Regolamentare gli algoritmi di intelligenza artificiale per mitigare i rischi derivanti da bias e pregiudizi e sensibilizzare su un uso corretto di questi strumenti. È la richiesta contenuta nella lettera inviata alle istituzioni europee da un cospicuo gruppo di avvocati ed esperti di AI, su iniziativa e dell’avvocata Sabire Sanem Yılmaz  e di Anna Cataleta, avvocata e senior partner di P4I, società del gruppo Digital360. Oltre alla promotrice Cataleta, figurano le firme di altri esperti di P4I. Si tratta di Alessandra Nisticò, Mariaconcetta Oddo,
Aurelia Losavio e Anna Italiano.

“La lettera è stata sottoscritta da svariate professioniste, accademiche ed esperte del digitale e della protezione dei dati personali, le quali si sono unite alla causa con entusiasmo e trasporto”, scrive Cataleta in un lungo post su Linkedin. Ma si tratta di una battaglia che non è e non deve esclusivo appannaggio delle donne. “Anche tutti gli uomini dovrebbero farsi promotori di simili iniziative ed è per questo che tale progetto ha trovato l’appoggio di numerosi professionisti e amici”, spiega Cataleta.

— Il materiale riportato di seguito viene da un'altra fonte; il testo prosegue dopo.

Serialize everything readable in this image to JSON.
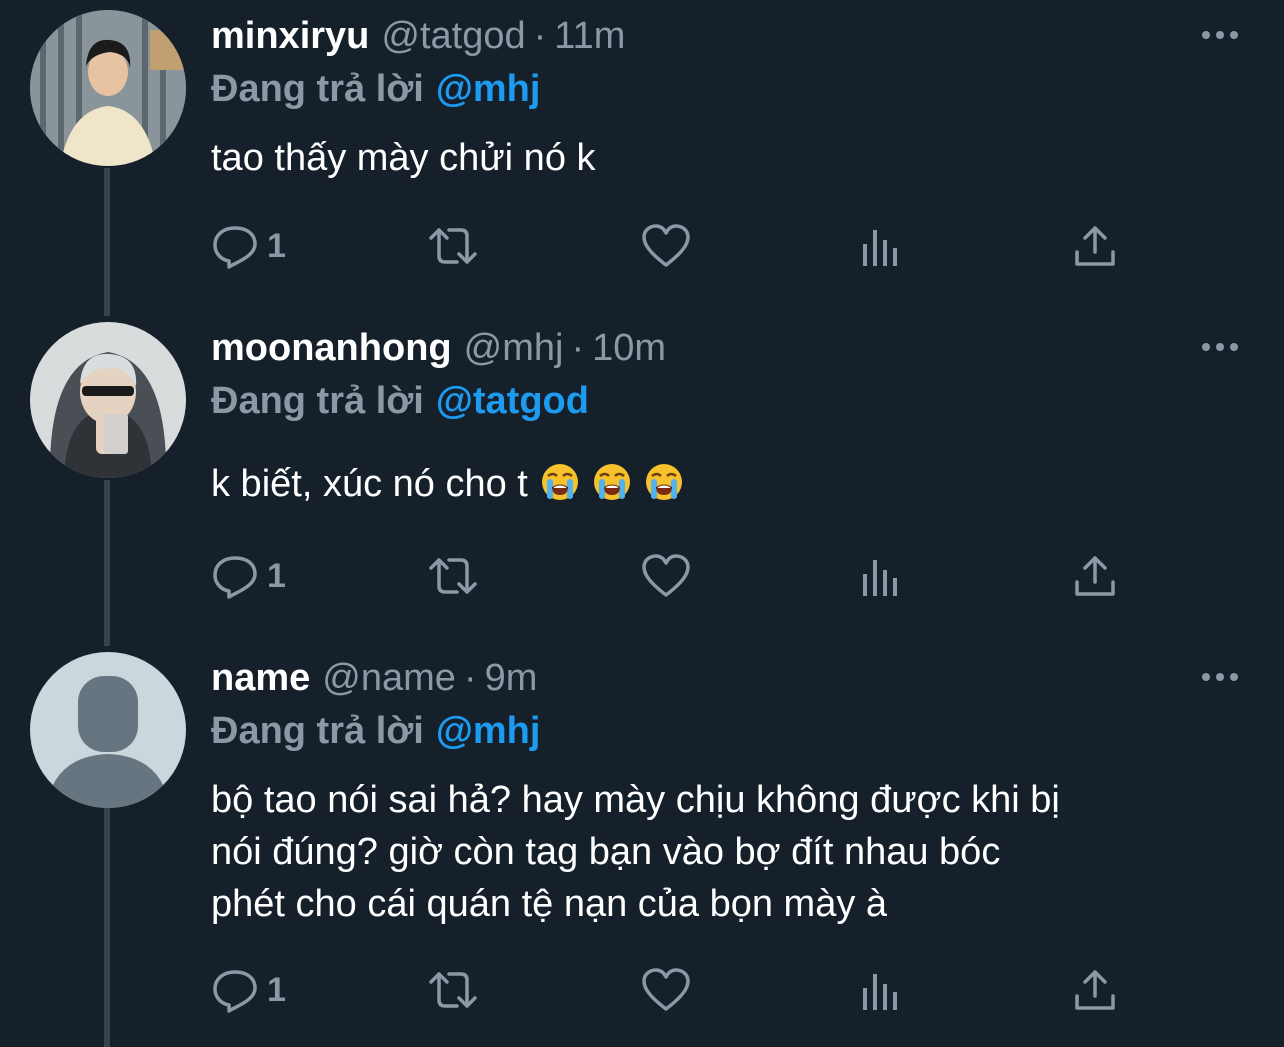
{
  "tweets": [
    {
      "display_name": "minxiryu",
      "handle": "@tatgod",
      "time": "11m",
      "reply_label": "Đang trả lời",
      "reply_to": "@mhj",
      "lines": [
        "tao thấy mày chửi nó k"
      ],
      "reply_count": "1"
    },
    {
      "display_name": "moonanhong",
      "handle": "@mhj",
      "time": "10m",
      "reply_label": "Đang trả lời",
      "reply_to": "@tatgod",
      "lines": [
        "k biết, xúc nó cho t"
      ],
      "emojis": [
        "loudly-crying-face",
        "loudly-crying-face",
        "loudly-crying-face"
      ],
      "reply_count": "1"
    },
    {
      "display_name": "name",
      "handle": "@name",
      "time": "9m",
      "reply_label": "Đang trả lời",
      "reply_to": "@mhj",
      "lines": [
        "bộ tao nói sai hả? hay mày chịu không được khi bị",
        "nói đúng? giờ còn tag bạn vào bợ đít nhau bóc",
        "phét cho cái quán tệ nạn của bọn mày à"
      ],
      "reply_count": "1"
    }
  ],
  "icons": {
    "reply": "reply-icon",
    "retweet": "retweet-icon",
    "like": "heart-icon",
    "views": "analytics-icon",
    "share": "share-icon",
    "more": "more-icon"
  },
  "colors": {
    "background": "#15202b",
    "secondary_text": "#8b98a5",
    "link": "#1d9bf0",
    "thread_line": "#38444d"
  }
}
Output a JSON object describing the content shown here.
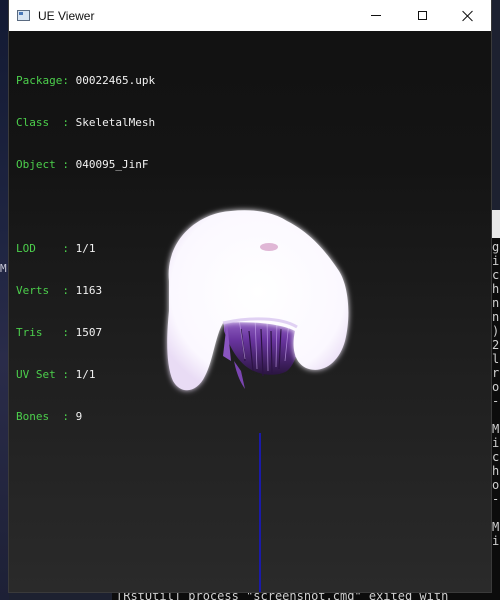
{
  "window": {
    "title": "UE Viewer",
    "app_icon": "window-app-icon",
    "controls": [
      "minimize-icon",
      "maximize-icon",
      "close-icon"
    ]
  },
  "info": {
    "package": {
      "key": "Package:",
      "value": "00022465.upk"
    },
    "class": {
      "key": "Class  :",
      "value": "SkeletalMesh"
    },
    "object": {
      "key": "Object :",
      "value": "040095_JinF"
    },
    "lod": {
      "key": "LOD    :",
      "value": "1/1"
    },
    "verts": {
      "key": "Verts  :",
      "value": "1163"
    },
    "tris": {
      "key": "Tris   :",
      "value": "1507"
    },
    "uvset": {
      "key": "UV Set :",
      "value": "1/1"
    },
    "bones": {
      "key": "Bones  :",
      "value": "9"
    }
  },
  "colors": {
    "label": "#4ccf4c",
    "value": "#f2f2f2",
    "axis": "#1a1aa8",
    "hair": "#7a3fb0"
  },
  "background": {
    "left_glyph": "M",
    "console_lines": "g\ni\nc\nh\nn\nn\n)\n2\nl\nr\no\n-\n\nM\ni\nc\nh\no\n-\n\nM\ni",
    "console_bottom": "[RstUtil] process \"screenshot.cmd\" exited with"
  }
}
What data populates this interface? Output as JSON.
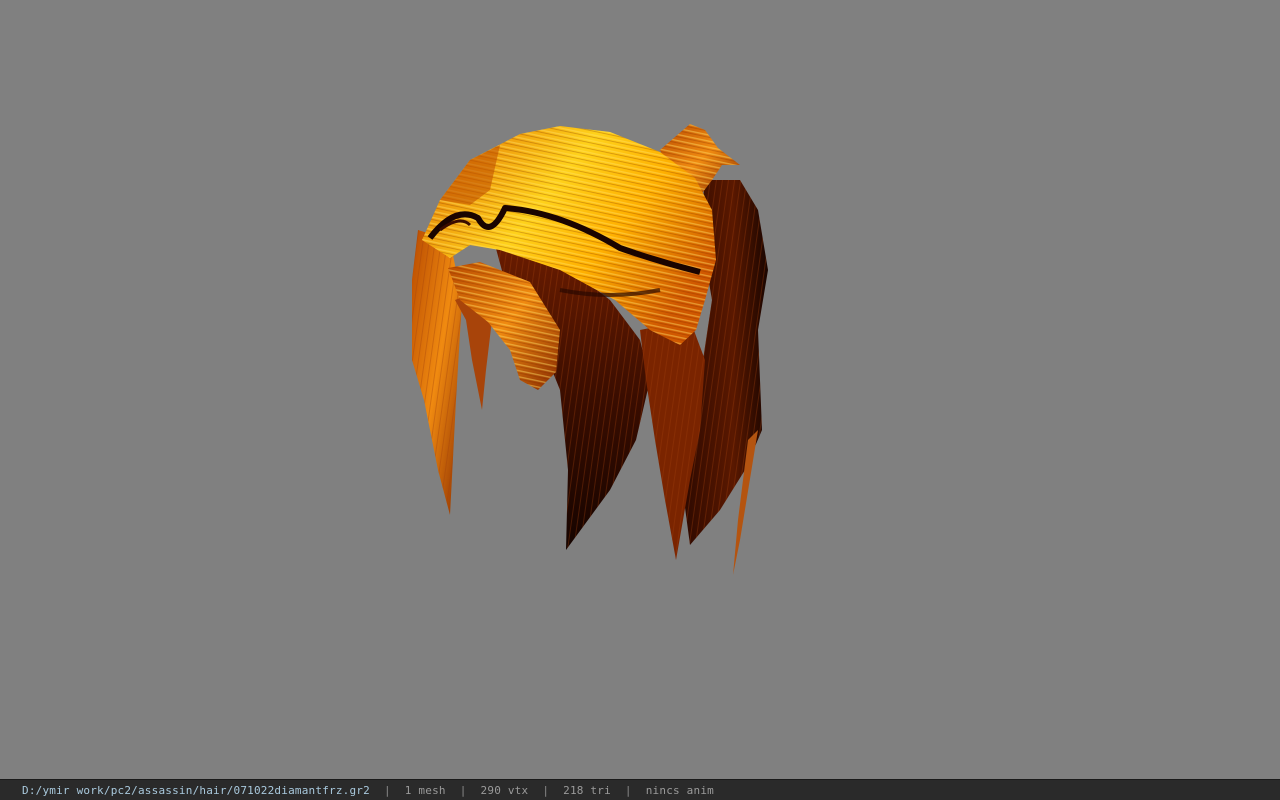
{
  "viewer": {
    "background_color": "#808080",
    "model_icon": "hair-mesh-model"
  },
  "status": {
    "file_path": "D:/ymir work/pc2/assassin/hair/071022diamantfrz.gr2",
    "separator": "|",
    "mesh_count": "1 mesh",
    "vertex_count": "290 vtx",
    "triangle_count": "218 tri",
    "anim": "nincs anim"
  }
}
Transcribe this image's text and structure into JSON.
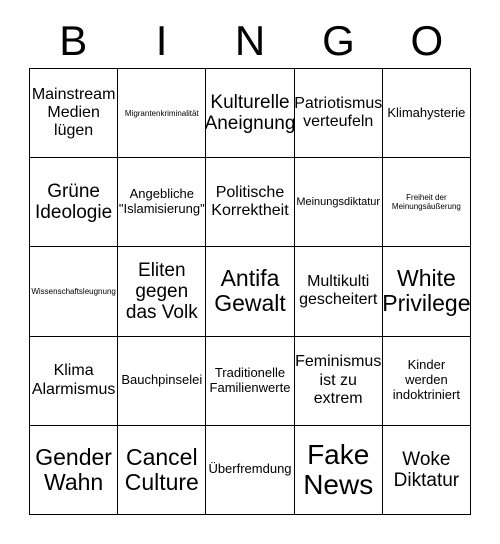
{
  "header": {
    "letters": [
      "B",
      "I",
      "N",
      "G",
      "O"
    ]
  },
  "colors": {
    "border": "#000000",
    "background": "#ffffff",
    "text": "#000000"
  },
  "grid": {
    "columns": 5,
    "rows": 5,
    "cells": [
      {
        "text": "Mainstream\nMedien\nlügen",
        "size": "lg"
      },
      {
        "text": "Migrantenkriminalität",
        "size": "xs"
      },
      {
        "text": "Kulturelle\nAneignung",
        "size": "xl"
      },
      {
        "text": "Patriotismus\nverteufeln",
        "size": "lg"
      },
      {
        "text": "Klimahysterie",
        "size": "md"
      },
      {
        "text": "Grüne\nIdeologie",
        "size": "xl"
      },
      {
        "text": "Angebliche\n\"Islamisierung\"",
        "size": "md"
      },
      {
        "text": "Politische\nKorrektheit",
        "size": "lg"
      },
      {
        "text": "Meinungsdiktatur",
        "size": "sm"
      },
      {
        "text": "Freiheit der\nMeinungsäußerung",
        "size": "xs"
      },
      {
        "text": "Wissenschaftsleugnung",
        "size": "xs"
      },
      {
        "text": "Eliten\ngegen\ndas Volk",
        "size": "xl"
      },
      {
        "text": "Antifa\nGewalt",
        "size": "xxl"
      },
      {
        "text": "Multikulti\ngescheitert",
        "size": "lg"
      },
      {
        "text": "White\nPrivilege",
        "size": "xxl"
      },
      {
        "text": "Klima\nAlarmismus",
        "size": "lg"
      },
      {
        "text": "Bauchpinselei",
        "size": "md"
      },
      {
        "text": "Traditionelle\nFamilienwerte",
        "size": "md"
      },
      {
        "text": "Feminismus\nist zu\nextrem",
        "size": "lg"
      },
      {
        "text": "Kinder\nwerden\nindoktriniert",
        "size": "md"
      },
      {
        "text": "Gender\nWahn",
        "size": "xxl"
      },
      {
        "text": "Cancel\nCulture",
        "size": "xxl"
      },
      {
        "text": "Überfremdung",
        "size": "md"
      },
      {
        "text": "Fake\nNews",
        "size": "huge"
      },
      {
        "text": "Woke\nDiktatur",
        "size": "xl"
      }
    ]
  }
}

“È fondamentale – conclude – che vi sia coesione nella società intera per comprendere, prevenire e combattere tali fenomeni negativi, di modo da creare uno spazio di vita migliore per tutti. Questo, con l’auspicio che in futuro le cose possano cambiare veramente e che i più forti possano combattere al fianco dei più deboli contro le ingiustizie sociali.